Your reply suggests you didn't fully grasp my point. Using your baby analogy, it can't be thrown out with the bathwater if it doesn't exist. So I definitely am not throwing any baby out.
The neurological components that get used when attending a live music performance are not the same neurological components that are used to listen to recorded music at home. Neurologically speaking, it's like tuning to a different communication channel, not just from FM1 to FM2, but from FM to being chased by elephants to floating in space. You can't 'build' the former out of the latter components. It's like trying to build a bicycle out of mechanical clock parts: the best you can do is something really poor, whereas you could have used those parts to make a really good mechanical clock. It's the wrong goal. It has nothing to do with purity: it is just the wrong idea altogether.
The only reason we think it is the right idea, is because we misunderstand how the mind creates experiences. When we are listening to music at home, we create a listening-to-music-at-home experience, as a unique thing in itself. We can maximize the qualities of that, or we can muck it up by refusing to acknowledge its unique truth and trying to make it something else. What purist would want that?

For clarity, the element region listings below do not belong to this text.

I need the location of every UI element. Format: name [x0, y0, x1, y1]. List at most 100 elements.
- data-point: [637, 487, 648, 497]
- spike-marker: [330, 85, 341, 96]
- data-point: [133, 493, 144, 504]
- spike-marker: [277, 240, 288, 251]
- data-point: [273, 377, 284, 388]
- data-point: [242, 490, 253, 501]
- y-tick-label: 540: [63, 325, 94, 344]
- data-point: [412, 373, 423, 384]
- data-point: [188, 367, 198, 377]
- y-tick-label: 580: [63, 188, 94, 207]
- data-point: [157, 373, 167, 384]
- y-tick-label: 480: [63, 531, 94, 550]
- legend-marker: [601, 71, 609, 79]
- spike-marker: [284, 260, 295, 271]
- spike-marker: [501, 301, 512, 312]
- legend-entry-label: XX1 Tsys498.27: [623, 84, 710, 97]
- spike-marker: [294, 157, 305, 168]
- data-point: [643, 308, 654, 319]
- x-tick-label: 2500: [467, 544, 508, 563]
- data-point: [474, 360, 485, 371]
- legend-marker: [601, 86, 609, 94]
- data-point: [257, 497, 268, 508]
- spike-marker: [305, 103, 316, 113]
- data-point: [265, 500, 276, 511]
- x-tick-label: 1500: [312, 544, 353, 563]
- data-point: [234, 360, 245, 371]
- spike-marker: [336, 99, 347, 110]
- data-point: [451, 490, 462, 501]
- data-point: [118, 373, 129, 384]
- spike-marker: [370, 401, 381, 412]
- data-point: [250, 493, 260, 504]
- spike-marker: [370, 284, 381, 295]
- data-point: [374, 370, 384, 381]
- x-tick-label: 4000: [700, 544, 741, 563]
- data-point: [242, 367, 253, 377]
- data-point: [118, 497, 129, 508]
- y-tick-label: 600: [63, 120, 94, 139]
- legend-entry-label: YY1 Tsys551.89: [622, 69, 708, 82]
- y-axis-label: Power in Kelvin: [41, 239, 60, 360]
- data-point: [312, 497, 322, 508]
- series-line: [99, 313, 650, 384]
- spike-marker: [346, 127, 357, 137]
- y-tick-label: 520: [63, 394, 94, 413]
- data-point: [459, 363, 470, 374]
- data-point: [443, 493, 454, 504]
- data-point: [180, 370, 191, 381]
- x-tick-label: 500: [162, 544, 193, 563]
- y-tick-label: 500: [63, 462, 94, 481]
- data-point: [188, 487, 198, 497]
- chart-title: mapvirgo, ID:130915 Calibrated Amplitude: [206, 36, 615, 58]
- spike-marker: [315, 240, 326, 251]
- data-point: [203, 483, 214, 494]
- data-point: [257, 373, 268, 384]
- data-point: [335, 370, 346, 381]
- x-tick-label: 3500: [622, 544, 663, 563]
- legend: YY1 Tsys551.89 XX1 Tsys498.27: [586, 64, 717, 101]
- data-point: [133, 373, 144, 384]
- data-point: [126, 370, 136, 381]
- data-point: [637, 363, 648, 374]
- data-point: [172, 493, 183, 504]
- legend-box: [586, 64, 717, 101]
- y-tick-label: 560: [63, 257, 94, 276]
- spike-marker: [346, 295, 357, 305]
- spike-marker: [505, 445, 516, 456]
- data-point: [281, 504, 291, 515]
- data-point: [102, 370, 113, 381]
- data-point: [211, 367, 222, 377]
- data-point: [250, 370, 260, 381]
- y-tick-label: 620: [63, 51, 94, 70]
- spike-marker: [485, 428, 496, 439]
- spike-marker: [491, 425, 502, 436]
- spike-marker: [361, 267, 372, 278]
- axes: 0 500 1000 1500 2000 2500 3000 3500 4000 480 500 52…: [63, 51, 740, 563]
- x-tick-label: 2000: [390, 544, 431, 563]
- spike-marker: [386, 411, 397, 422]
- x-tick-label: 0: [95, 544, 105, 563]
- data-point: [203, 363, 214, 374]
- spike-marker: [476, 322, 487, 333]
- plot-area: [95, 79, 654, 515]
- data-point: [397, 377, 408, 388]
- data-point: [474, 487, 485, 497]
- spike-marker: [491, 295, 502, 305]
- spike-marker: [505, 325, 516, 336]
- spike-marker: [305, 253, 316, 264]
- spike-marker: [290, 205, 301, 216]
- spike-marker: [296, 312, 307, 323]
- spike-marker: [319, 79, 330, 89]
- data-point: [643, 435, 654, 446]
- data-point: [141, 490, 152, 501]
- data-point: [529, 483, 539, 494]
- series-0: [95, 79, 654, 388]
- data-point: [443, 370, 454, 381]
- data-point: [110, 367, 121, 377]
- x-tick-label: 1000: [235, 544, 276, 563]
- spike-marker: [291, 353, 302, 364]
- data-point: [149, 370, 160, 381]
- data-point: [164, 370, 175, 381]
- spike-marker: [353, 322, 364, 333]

Once the purist realizes the truth (that even a perfect reproduction of the sound waves hitting the ears in the live venue, into the ears at home, will be experienced as something clearly deficient at home, and can actually be produced as something that works better for the at-home listener by producing it in a different way), then they can be a purist to that. That's me.
And good recorded music producers need to recognize this. Some definitely do, especially in classical: they develop each product (each recording) by maximizing its qualities on its own terms as an at-home listening experience, and using their skill to best communicate musically for that situation. They know, from experience, that putting a mic where the listener sits and nothing else will NOT communicate what they, and the musicians, wanted to. And they know what will do a better job. Being purist to that idea is better IMO.
Sadly IMO, one or two labels pander to the misguided notions of audiophile purists on this topic. Same labels have been seen boasting of their use of analog tape recorders, or DSD not PCM, and for the same reason: give 'em what they ask for.